セミレナが悪徳公爵を解放しようとしている?
どうして?
まさか彼女も、裏で魔王軍と繋がっているんじゃないだろうな?
見守っていると、本当に彼女は牢屋の鍵を開けてしまった。
本格的にまずい状況だ。
今すぐエリカを起こして伝えるか?
「た、助かった! こんな場所今すぐおさらばして――がっ!」
「……え?」
ぐしゃ、と。
悪徳領主の胸に穴が開いた。
貫通しているのは、セミレナの細く綺麗な腕だった。
「なっ、に……」
「言ったはずです。あなたを解放してあげると」
「何を……」
「これで解放されますね? この世界からか」
どさっと倒れる悪徳領主。
心臓を一突きされ、即死した。
遠目でもわかる。
大量の血が地下牢の地面にあふれ出る。
「逃がすわけがありません。あなたは魔王に与した。女神様の加護を受ける身でありながら、その慈悲に背いたのです。万死に値します」
すでに悪徳領主は死んでいる。
言葉を投げかけても返事はない。
だが、セミレナは倒れた悪徳領主を踏みつけて言う。
「あなたに言っているのですよ? 女神様に背いた愚か者! 懺悔なさい! 悔い改めなさい!」
もちろん返事はない。
踏むたびにぐしゃっと音がして、血が飛び散る。
白い聖女の服が、赤く染まっていく。
「ああ、汚い。なんとおぞましい姿……これが女神様に背いた者の末路ですね」
そのまま死体に向かって手を合わせ、祈り始めた。
「我が主に代わり、悪しき魂に鉄槌を下しました。
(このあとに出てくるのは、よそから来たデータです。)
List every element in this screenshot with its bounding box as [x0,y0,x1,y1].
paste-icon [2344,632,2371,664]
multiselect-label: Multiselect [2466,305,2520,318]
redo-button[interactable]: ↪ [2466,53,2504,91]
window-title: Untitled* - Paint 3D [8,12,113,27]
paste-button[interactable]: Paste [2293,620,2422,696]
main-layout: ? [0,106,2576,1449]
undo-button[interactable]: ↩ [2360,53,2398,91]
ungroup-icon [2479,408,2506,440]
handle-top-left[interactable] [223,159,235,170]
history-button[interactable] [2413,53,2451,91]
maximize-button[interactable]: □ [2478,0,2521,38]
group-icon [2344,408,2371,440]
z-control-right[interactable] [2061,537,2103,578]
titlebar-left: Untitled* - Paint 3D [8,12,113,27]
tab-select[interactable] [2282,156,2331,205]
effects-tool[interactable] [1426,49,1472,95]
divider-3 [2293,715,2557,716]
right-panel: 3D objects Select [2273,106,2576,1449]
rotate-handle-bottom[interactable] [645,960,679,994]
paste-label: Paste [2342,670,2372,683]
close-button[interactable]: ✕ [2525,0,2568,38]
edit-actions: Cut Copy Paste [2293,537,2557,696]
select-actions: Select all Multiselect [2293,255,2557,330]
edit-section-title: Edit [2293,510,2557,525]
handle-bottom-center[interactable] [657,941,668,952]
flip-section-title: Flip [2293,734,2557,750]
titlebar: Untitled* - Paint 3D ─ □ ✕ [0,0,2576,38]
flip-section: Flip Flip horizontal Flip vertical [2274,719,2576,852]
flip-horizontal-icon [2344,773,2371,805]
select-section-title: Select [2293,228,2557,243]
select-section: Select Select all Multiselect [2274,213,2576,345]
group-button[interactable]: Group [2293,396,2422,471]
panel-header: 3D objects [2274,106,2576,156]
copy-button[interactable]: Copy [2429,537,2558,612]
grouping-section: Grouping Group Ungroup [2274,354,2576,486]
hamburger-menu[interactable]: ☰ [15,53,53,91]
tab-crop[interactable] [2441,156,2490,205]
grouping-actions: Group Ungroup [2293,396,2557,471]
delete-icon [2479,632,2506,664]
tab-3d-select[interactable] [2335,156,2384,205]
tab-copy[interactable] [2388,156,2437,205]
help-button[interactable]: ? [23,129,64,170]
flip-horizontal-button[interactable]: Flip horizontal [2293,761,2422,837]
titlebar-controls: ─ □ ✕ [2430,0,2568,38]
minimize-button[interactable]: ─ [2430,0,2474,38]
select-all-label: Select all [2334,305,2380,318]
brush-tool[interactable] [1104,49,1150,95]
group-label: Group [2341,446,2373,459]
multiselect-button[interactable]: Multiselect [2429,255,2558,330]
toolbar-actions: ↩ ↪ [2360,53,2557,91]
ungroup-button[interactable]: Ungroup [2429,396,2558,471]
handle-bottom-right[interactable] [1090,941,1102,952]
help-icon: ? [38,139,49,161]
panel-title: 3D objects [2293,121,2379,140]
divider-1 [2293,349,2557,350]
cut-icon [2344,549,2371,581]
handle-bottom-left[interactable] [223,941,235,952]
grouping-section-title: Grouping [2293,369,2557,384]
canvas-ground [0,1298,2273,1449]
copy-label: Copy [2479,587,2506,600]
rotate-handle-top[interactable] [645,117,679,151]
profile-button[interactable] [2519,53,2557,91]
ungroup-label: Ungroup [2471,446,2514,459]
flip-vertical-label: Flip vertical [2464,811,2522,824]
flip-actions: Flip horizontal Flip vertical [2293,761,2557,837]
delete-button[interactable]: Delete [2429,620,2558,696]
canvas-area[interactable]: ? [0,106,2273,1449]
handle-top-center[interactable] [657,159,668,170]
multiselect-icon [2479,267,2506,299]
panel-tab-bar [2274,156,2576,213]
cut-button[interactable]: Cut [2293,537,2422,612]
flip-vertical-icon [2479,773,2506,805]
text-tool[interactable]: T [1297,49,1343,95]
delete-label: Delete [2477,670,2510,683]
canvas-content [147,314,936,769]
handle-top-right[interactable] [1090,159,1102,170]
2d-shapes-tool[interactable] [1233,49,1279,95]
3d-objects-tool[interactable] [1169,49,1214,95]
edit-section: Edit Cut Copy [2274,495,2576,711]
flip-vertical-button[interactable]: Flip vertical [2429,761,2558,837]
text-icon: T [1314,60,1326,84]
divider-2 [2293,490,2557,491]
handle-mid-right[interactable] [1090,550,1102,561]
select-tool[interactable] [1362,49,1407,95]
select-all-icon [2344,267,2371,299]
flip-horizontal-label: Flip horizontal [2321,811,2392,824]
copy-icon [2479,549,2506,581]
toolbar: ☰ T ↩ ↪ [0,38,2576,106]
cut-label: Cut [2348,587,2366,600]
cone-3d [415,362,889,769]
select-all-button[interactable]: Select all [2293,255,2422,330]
見ていてください」
「……こ」
怖すぎるだろ!
なんだあれ?
あれが彼女の本心なのか?
まったく聖女じゃないんだが……。
あまりの恐怖に後ずさる。
後ろに小石があって、踏んでしまった。
音がする。
当然、彼女にも聞こえる。
「あら? これはこれは……勇者様」
「ぅ……」
バレてしまった。
彼女は血まみれになりながら、俺に笑みを向けた。
敵意はないのに、ものすごく怖い。
「あの……これは……」
「お見苦しいところをお見せしました。悪しき魂は浄化いたしました。ちゃんと清掃もしますので、どうかお気になさらないでください」
「いやいや、そうじゃなくて? そいつ、王国に引き渡すんじゃ……」
「必要ありません。この者は私が、女神様の代わりに罰を与えましたので」
セミレナがニコリと微笑む。
背筋が凍るようだった。
このまま俺まで殺されるんじゃないかと思うほどの恐怖。
ふと、彼女の胸元に目が行く。
普段は服で隠れているが、今は少しはだけていた。
見えたのは金属の円盤だ。
女神の彫刻が彫られ、十字架を重ねたようなデザインの円盤……。
見たことがある。
エリカの授業を思い出した。
この国にはいくつもの民間組織がある。
中でも、王国が危険視する組織の一つがあった。
女神を信仰する宗教団体。
振興のためならあらゆる手段をいとわない過激派。
その名は――
「『神の器』」
「よくご存じですね。さすが勇者様」
嘘だろ?
イカレタ宗教団体だとは聞いているが……。
「セミレナが、そのメンバーだったのか?」
「はい」
彼女は胸元から宗教団体の証である円盤を取り出す。
円盤を見せながら、優しく微笑み告げる。
「私は女神様を愛する者たちの楽園……『神の器』の教祖です」
「きょ……」
こいつがトップかよ!!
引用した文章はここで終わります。